In complex analysis one also deals with a logarithm, taking complex numbers as arguments (I will not dig into the subject of branches here). One common definition is $$ \log z=\ln |z|+i\arg z. $$ Here $\ln$ is the logarithm defined in calculus. $\arg$ is the argument function.
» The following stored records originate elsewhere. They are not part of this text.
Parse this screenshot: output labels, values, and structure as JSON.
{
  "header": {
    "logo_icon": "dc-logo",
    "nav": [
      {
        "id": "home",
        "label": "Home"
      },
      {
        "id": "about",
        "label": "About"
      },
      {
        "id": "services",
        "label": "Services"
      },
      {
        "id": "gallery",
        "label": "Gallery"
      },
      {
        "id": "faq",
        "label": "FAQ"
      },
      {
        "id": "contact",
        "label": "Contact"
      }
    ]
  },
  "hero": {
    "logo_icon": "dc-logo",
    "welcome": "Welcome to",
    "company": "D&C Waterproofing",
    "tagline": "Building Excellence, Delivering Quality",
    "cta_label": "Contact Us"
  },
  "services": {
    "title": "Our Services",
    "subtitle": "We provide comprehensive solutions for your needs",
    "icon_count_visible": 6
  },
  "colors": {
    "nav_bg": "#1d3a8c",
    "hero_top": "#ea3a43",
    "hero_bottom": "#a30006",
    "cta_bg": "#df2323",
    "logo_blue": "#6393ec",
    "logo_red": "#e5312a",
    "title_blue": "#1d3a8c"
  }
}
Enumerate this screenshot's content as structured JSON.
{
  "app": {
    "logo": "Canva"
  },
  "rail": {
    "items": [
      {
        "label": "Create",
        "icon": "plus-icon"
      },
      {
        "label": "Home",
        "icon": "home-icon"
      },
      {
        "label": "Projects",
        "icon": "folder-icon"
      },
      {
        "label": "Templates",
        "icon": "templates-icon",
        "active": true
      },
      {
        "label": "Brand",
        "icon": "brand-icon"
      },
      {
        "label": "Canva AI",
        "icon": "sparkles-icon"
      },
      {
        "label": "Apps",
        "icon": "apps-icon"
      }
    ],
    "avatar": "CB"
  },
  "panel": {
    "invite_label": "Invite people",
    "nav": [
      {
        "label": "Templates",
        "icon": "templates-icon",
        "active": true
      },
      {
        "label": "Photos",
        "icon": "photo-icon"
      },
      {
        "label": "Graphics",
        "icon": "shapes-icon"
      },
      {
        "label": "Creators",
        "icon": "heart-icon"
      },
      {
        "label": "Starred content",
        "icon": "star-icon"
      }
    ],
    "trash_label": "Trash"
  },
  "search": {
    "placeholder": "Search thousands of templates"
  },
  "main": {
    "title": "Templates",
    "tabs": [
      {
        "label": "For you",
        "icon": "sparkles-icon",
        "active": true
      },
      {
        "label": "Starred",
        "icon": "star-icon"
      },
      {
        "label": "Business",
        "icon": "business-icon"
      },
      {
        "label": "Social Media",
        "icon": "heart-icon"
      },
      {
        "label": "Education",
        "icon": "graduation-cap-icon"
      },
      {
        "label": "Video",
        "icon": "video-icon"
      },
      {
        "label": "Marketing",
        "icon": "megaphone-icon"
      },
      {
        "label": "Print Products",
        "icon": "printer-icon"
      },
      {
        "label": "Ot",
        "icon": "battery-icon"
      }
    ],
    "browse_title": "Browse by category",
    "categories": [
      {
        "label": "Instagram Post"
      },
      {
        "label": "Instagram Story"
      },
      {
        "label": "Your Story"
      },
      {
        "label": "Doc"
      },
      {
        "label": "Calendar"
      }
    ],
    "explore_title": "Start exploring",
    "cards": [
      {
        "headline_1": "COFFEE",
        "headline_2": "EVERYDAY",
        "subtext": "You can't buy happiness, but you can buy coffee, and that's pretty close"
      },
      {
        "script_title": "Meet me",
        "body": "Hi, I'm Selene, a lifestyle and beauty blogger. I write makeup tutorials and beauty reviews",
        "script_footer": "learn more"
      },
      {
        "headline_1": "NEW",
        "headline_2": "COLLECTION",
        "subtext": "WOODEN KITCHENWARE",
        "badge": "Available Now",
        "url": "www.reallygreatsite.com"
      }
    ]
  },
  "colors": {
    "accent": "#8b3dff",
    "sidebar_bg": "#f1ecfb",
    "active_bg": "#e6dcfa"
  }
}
As it happens, also $$ \frac{d}{dz}\log z=\frac{1}{z}. $$ Here $\frac{d}{dz}$ is the complex derivative. Thus, in the complex setting $$ \int\frac{1}{z}\,dz=\log z+C, $$ i.e. the logarithm is still an antiderivative of $1/z$. Here, again, one should be more careful with domains, but since I understand it as OP is not into complex analysis yet (correct me if wrong), I do not dwell about that.
Finally, maple has no reason to expect the $x$ in $1/x$ to be real, so when you hit
maple makes no assumption on $x$, but return
Note that, if $x$ happens to be real and positive, and one assumes $\arg x=0$ (which is natural), then $$ \log x=\ln|x|+i\arg x=\ln x $$ so the different logarithms really coincide.
What should you do?
I suggest that you, every time you must integrate something that will return a logarithm, pause and think if you know anything about the variable. If you know that $x$ is positive, then $\int 1/x\,dx=\ln x+C$. If you know that $x$ is negative, then $\int 1/x\,dx=\ln(-x)+C=\ln|x|+C$ and if you do not know, then use $(*)$ above.